« Our dried voices, when we whisper together are quiet and meaningless as wind in dry grass or rats’ feet over broken glass in our dry cellar. » — T.S. Eliot, The Hollow Men (1925)
It’s with a bittersweet little shiver that I wrap up this year’s WOT Hallowe’en countdown. In light of my fond feelings for the holiday, I didn’t want to go out with a massive fireworks display of a post, but opted instead for a quiet, succinct coda.
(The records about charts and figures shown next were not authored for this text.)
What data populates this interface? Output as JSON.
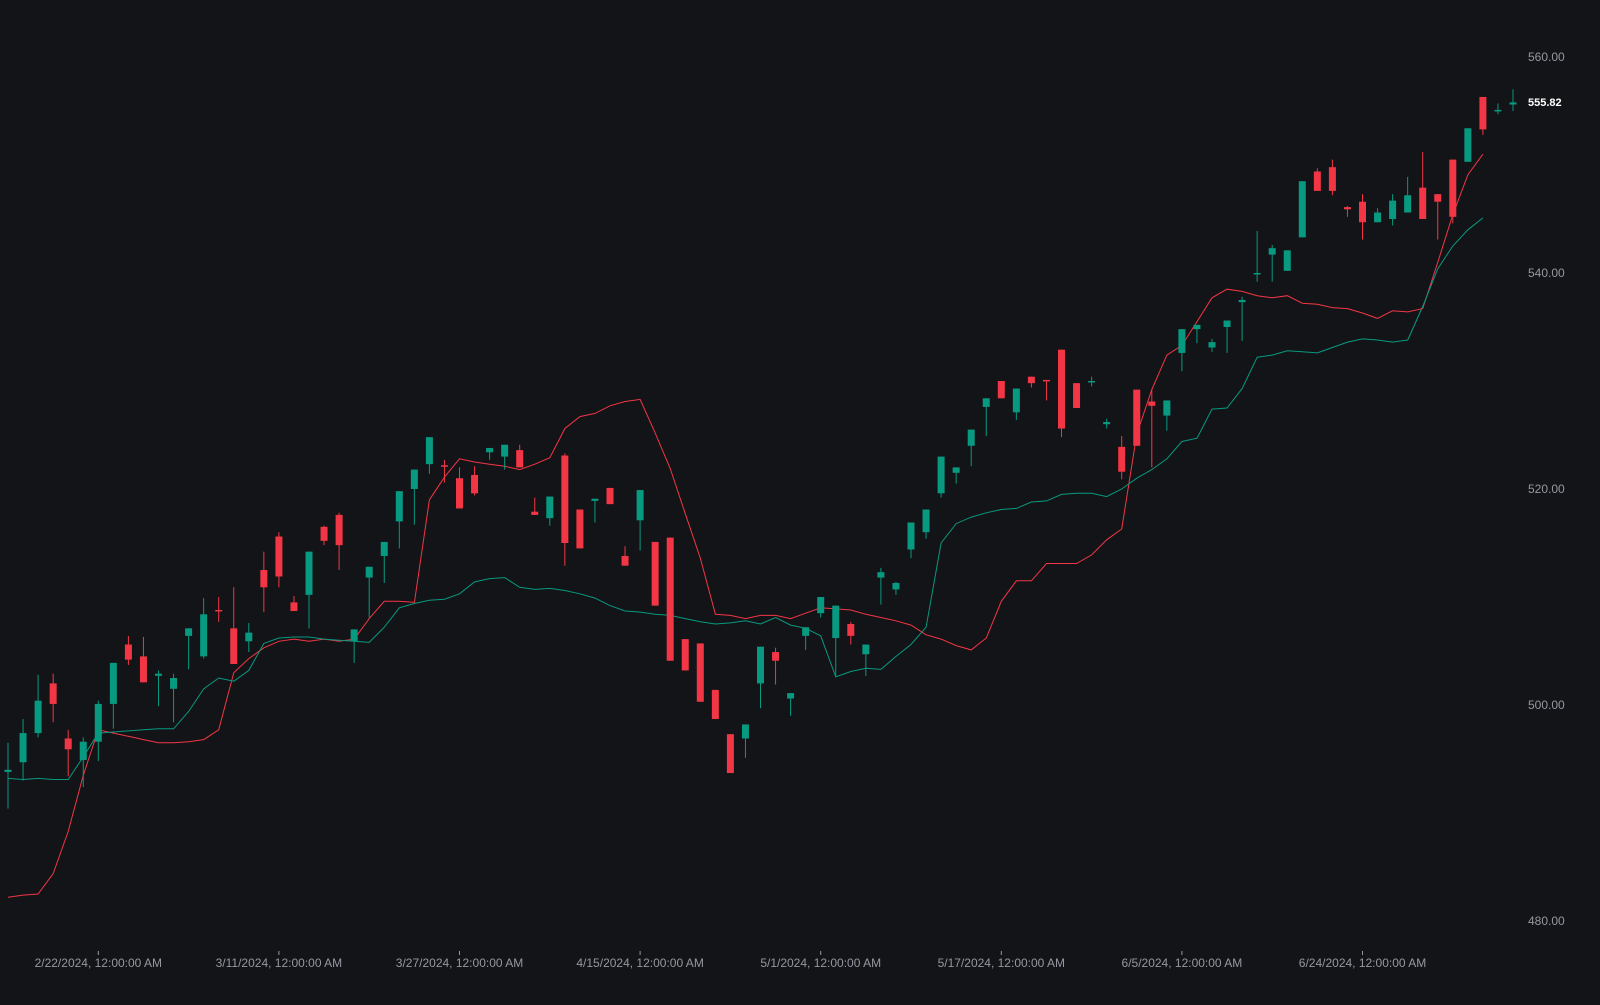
{
  "colors": {
    "background": "#131417",
    "up": "#089981",
    "down": "#f23645",
    "axis_text": "#9598a1",
    "last_price_text": "#ffffff"
  },
  "chart_data": {
    "type": "candlestick",
    "y_axis": {
      "position": "right",
      "ticks": [
        "560.00",
        "540.00",
        "520.00",
        "500.00",
        "480.00"
      ],
      "tick_values": [
        560,
        540,
        520,
        500,
        480
      ],
      "ylim": [
        477.5,
        565.3
      ]
    },
    "x_axis": {
      "tick_labels": [
        "2/22/2024, 12:00:00 AM",
        "3/11/2024, 12:00:00 AM",
        "3/27/2024, 12:00:00 AM",
        "4/15/2024, 12:00:00 AM",
        "5/1/2024, 12:00:00 AM",
        "5/17/2024, 12:00:00 AM",
        "6/5/2024, 12:00:00 AM",
        "6/24/2024, 12:00:00 AM"
      ],
      "tick_bar_index": [
        6,
        18,
        30,
        42,
        54,
        66,
        78,
        90
      ]
    },
    "last_price": "555.82",
    "candles": [
      [
        493.8,
        496.5,
        490.4,
        494.0
      ],
      [
        494.7,
        498.7,
        493.0,
        497.4
      ],
      [
        497.4,
        502.8,
        497.0,
        500.4
      ],
      [
        502.0,
        502.9,
        498.4,
        500.1
      ],
      [
        496.9,
        497.7,
        493.4,
        495.9
      ],
      [
        494.9,
        497.0,
        492.4,
        496.6
      ],
      [
        496.6,
        500.4,
        494.8,
        500.1
      ],
      [
        500.1,
        503.3,
        497.8,
        503.9
      ],
      [
        505.6,
        506.4,
        503.7,
        504.2
      ],
      [
        504.5,
        506.3,
        502.2,
        502.1
      ],
      [
        502.7,
        503.2,
        499.9,
        502.9
      ],
      [
        501.5,
        502.9,
        498.4,
        502.5
      ],
      [
        506.4,
        507.0,
        503.3,
        507.1
      ],
      [
        504.5,
        509.9,
        504.3,
        508.4
      ],
      [
        508.8,
        510.0,
        507.7,
        508.7
      ],
      [
        507.1,
        510.9,
        504.7,
        503.8
      ],
      [
        505.9,
        507.6,
        504.9,
        506.7
      ],
      [
        512.5,
        514.2,
        508.6,
        510.9
      ],
      [
        515.6,
        516.0,
        510.9,
        511.9
      ],
      [
        509.5,
        510.1,
        509.2,
        508.7
      ],
      [
        510.2,
        512.2,
        507.1,
        514.2
      ],
      [
        516.5,
        516.6,
        514.8,
        515.2
      ],
      [
        517.6,
        517.8,
        512.5,
        514.8
      ],
      [
        505.9,
        505.9,
        503.9,
        507.0
      ],
      [
        511.8,
        512.5,
        508.1,
        512.8
      ],
      [
        513.8,
        514.7,
        511.3,
        515.1
      ],
      [
        517.0,
        518.4,
        514.5,
        519.8
      ],
      [
        520.0,
        520.0,
        516.7,
        521.8
      ],
      [
        522.3,
        523.0,
        521.4,
        524.8
      ],
      [
        522.2,
        522.7,
        520.6,
        522.1
      ],
      [
        521.0,
        522.0,
        519.0,
        518.2
      ],
      [
        521.3,
        522.1,
        519.4,
        519.6
      ],
      [
        523.4,
        523.3,
        522.7,
        523.8
      ],
      [
        523.0,
        523.9,
        521.8,
        524.1
      ],
      [
        523.6,
        524.1,
        522.4,
        522.0
      ],
      [
        517.9,
        519.2,
        517.8,
        517.6
      ],
      [
        517.3,
        518.6,
        516.6,
        519.3
      ],
      [
        523.1,
        523.3,
        512.9,
        515.0
      ],
      [
        518.1,
        518.1,
        515.1,
        514.5
      ],
      [
        518.9,
        518.9,
        516.9,
        519.1
      ],
      [
        520.1,
        519.9,
        519.0,
        518.6
      ],
      [
        513.8,
        514.7,
        513.5,
        512.9
      ],
      [
        517.1,
        517.1,
        514.3,
        519.9
      ],
      [
        515.1,
        515.1,
        510.6,
        509.2
      ],
      [
        515.5,
        514.7,
        512.4,
        504.1
      ],
      [
        506.1,
        506.1,
        504.8,
        503.2
      ],
      [
        505.7,
        505.7,
        500.8,
        500.3
      ],
      [
        501.4,
        501.4,
        499.1,
        498.7
      ],
      [
        497.3,
        497.3,
        496.1,
        493.7
      ],
      [
        496.9,
        496.1,
        495.1,
        498.2
      ],
      [
        502.0,
        501.9,
        499.7,
        505.4
      ],
      [
        504.9,
        505.3,
        501.9,
        504.1
      ],
      [
        500.6,
        500.0,
        499.0,
        501.1
      ],
      [
        506.4,
        506.4,
        505.1,
        507.2
      ],
      [
        508.5,
        509.6,
        508.1,
        510.0
      ],
      [
        506.2,
        506.5,
        502.7,
        509.2
      ],
      [
        507.5,
        507.7,
        505.6,
        506.4
      ],
      [
        504.7,
        505.5,
        502.7,
        505.6
      ],
      [
        511.8,
        512.7,
        509.3,
        512.3
      ],
      [
        510.7,
        511.4,
        510.2,
        511.3
      ],
      [
        514.4,
        514.2,
        513.6,
        516.9
      ],
      [
        516.0,
        515.7,
        515.4,
        518.1
      ],
      [
        519.6,
        519.5,
        519.2,
        523.0
      ],
      [
        521.5,
        520.8,
        520.5,
        522.0
      ],
      [
        524.0,
        523.4,
        522.1,
        525.5
      ],
      [
        527.6,
        526.3,
        524.9,
        528.4
      ],
      [
        530.0,
        528.9,
        529.8,
        528.4
      ],
      [
        527.1,
        527.6,
        526.4,
        529.3
      ],
      [
        530.4,
        530.0,
        529.4,
        529.8
      ],
      [
        530.1,
        529.8,
        528.2,
        530.0
      ],
      [
        532.9,
        532.9,
        524.8,
        525.6
      ],
      [
        529.8,
        529.8,
        528.0,
        527.5
      ],
      [
        530.0,
        530.4,
        529.5,
        530.0
      ],
      [
        526.0,
        526.5,
        525.6,
        526.2
      ],
      [
        523.9,
        524.9,
        520.9,
        521.6
      ],
      [
        529.2,
        527.6,
        526.4,
        524.0
      ],
      [
        528.1,
        529.2,
        522.0,
        527.7
      ],
      [
        526.8,
        526.6,
        525.4,
        528.2
      ],
      [
        532.6,
        532.0,
        530.9,
        534.8
      ],
      [
        534.8,
        535.1,
        533.5,
        535.2
      ],
      [
        533.1,
        533.9,
        532.7,
        533.6
      ],
      [
        535.0,
        535.5,
        532.6,
        535.6
      ],
      [
        537.3,
        537.8,
        533.7,
        537.5
      ],
      [
        540.0,
        543.9,
        539.2,
        540.0
      ],
      [
        541.7,
        542.6,
        539.2,
        542.3
      ],
      [
        540.2,
        541.8,
        541.2,
        542.1
      ],
      [
        543.3,
        544.9,
        543.9,
        548.5
      ],
      [
        549.4,
        549.7,
        549.3,
        547.6
      ],
      [
        549.8,
        550.5,
        547.2,
        547.6
      ],
      [
        546.1,
        546.2,
        545.2,
        545.9
      ],
      [
        546.6,
        547.3,
        543.1,
        544.7
      ],
      [
        544.7,
        546.0,
        544.7,
        545.6
      ],
      [
        545.0,
        547.3,
        544.4,
        546.7
      ],
      [
        545.6,
        548.9,
        546.5,
        547.2
      ],
      [
        547.9,
        551.2,
        545.2,
        545.0
      ],
      [
        547.3,
        547.3,
        543.1,
        546.6
      ],
      [
        550.5,
        550.5,
        544.6,
        545.2
      ],
      [
        550.3,
        551.9,
        551.4,
        553.4
      ],
      [
        556.3,
        553.0,
        552.8,
        553.3
      ],
      [
        555.0,
        555.7,
        554.7,
        555.1
      ],
      [
        555.6,
        557.0,
        555.0,
        555.8
      ]
    ],
    "series": [
      {
        "color": "#f23645",
        "values": [
          482.2,
          482.4,
          482.5,
          484.4,
          488.3,
          493.5,
          497.7,
          497.4,
          497.1,
          496.8,
          496.5,
          496.5,
          496.6,
          496.8,
          497.7,
          503.0,
          504.3,
          505.3,
          505.9,
          506.1,
          505.9,
          506.1,
          505.9,
          506.1,
          508.0,
          509.6,
          509.6,
          509.5,
          519.0,
          521.1,
          522.8,
          522.5,
          522.3,
          522.1,
          521.8,
          522.3,
          522.9,
          525.6,
          526.7,
          527.0,
          527.7,
          528.1,
          528.3,
          525.2,
          521.9,
          517.7,
          513.6,
          508.4,
          508.3,
          508.0,
          508.3,
          508.3,
          508.0,
          508.5,
          509.0,
          508.9,
          508.8,
          508.4,
          508.1,
          507.8,
          507.4,
          506.5,
          506.1,
          505.5,
          505.1,
          506.2,
          509.6,
          511.5,
          511.5,
          513.1,
          513.1,
          513.1,
          513.9,
          515.3,
          516.3,
          525.1,
          529.2,
          532.4,
          533.3,
          535.5,
          537.7,
          538.5,
          538.3,
          537.9,
          537.7,
          537.9,
          537.2,
          537.1,
          536.8,
          536.7,
          536.3,
          535.8,
          536.5,
          536.4,
          536.7,
          541.0,
          545.4,
          549.1,
          551.0
        ]
      },
      {
        "color": "#089981",
        "values": [
          493.2,
          493.1,
          493.2,
          493.1,
          493.1,
          495.2,
          497.4,
          497.5,
          497.6,
          497.7,
          497.8,
          497.8,
          499.4,
          501.5,
          502.5,
          502.2,
          503.2,
          505.7,
          506.2,
          506.3,
          506.3,
          506.1,
          506.0,
          505.9,
          505.8,
          507.2,
          509.0,
          509.4,
          509.7,
          509.8,
          510.3,
          511.4,
          511.7,
          511.8,
          510.9,
          510.7,
          510.8,
          510.6,
          510.3,
          509.9,
          509.2,
          508.7,
          508.6,
          508.4,
          508.3,
          508.0,
          507.7,
          507.5,
          507.6,
          507.8,
          507.5,
          508.1,
          507.4,
          507.1,
          506.4,
          502.6,
          503.1,
          503.4,
          503.3,
          504.5,
          505.6,
          507.2,
          515.0,
          516.8,
          517.4,
          517.8,
          518.1,
          518.2,
          518.8,
          518.9,
          519.5,
          519.6,
          519.6,
          519.3,
          520.0,
          521.0,
          521.8,
          522.8,
          524.4,
          524.7,
          527.4,
          527.5,
          529.3,
          532.2,
          532.4,
          532.8,
          532.7,
          532.6,
          533.1,
          533.6,
          533.9,
          533.8,
          533.6,
          533.8,
          536.9,
          540.4,
          542.5,
          544.0,
          545.1
        ]
      }
    ]
  }
}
Nick Cardy‘s illustration impeccably epitomizes the spirit of Hallowe’en. No, it’s not about the candy collection ritual nor about the motley, garish masquerade… truly, it’s much as Ray Bradbury summed it up in his preface to his The October Country, « … that country where it is always turning late in the year. That country where the hills are fog and the rivers are mist; where noons go quickly, dusks and twilights linger, and midnights stay. That country composed in the main of cellars, sub-cellars, coal bins, closets, attics, and pantries faced away from the sun. That country whose people are autumn people, thinking only autumn thoughts. Whose people passing at night on the empty walks sound like rain… »
You can practically hear the echoes of sinister cackling drifting on the chill October breeze.

This seldom-seen Nick Cardy cover graces quite an issue, by my reckoning: the blackly ironic Four Funerals, drawn by Ruben Yandoc and probably written by editor Boltinoff; George Kashdan‘s cynical Cold Ashes — Hot Rage, drawn by Alfredo Alcala (what, him again?); and Carl Wessler‘s convoluted A Choice Seat for… Doomsday!, illustrated by the mighty Jerry Grandenetti. Read it right here!
… and Happy Hallowe’en, one and all!
-RG
p.s. before I forget: how cool is it that the witches exit through the chimney?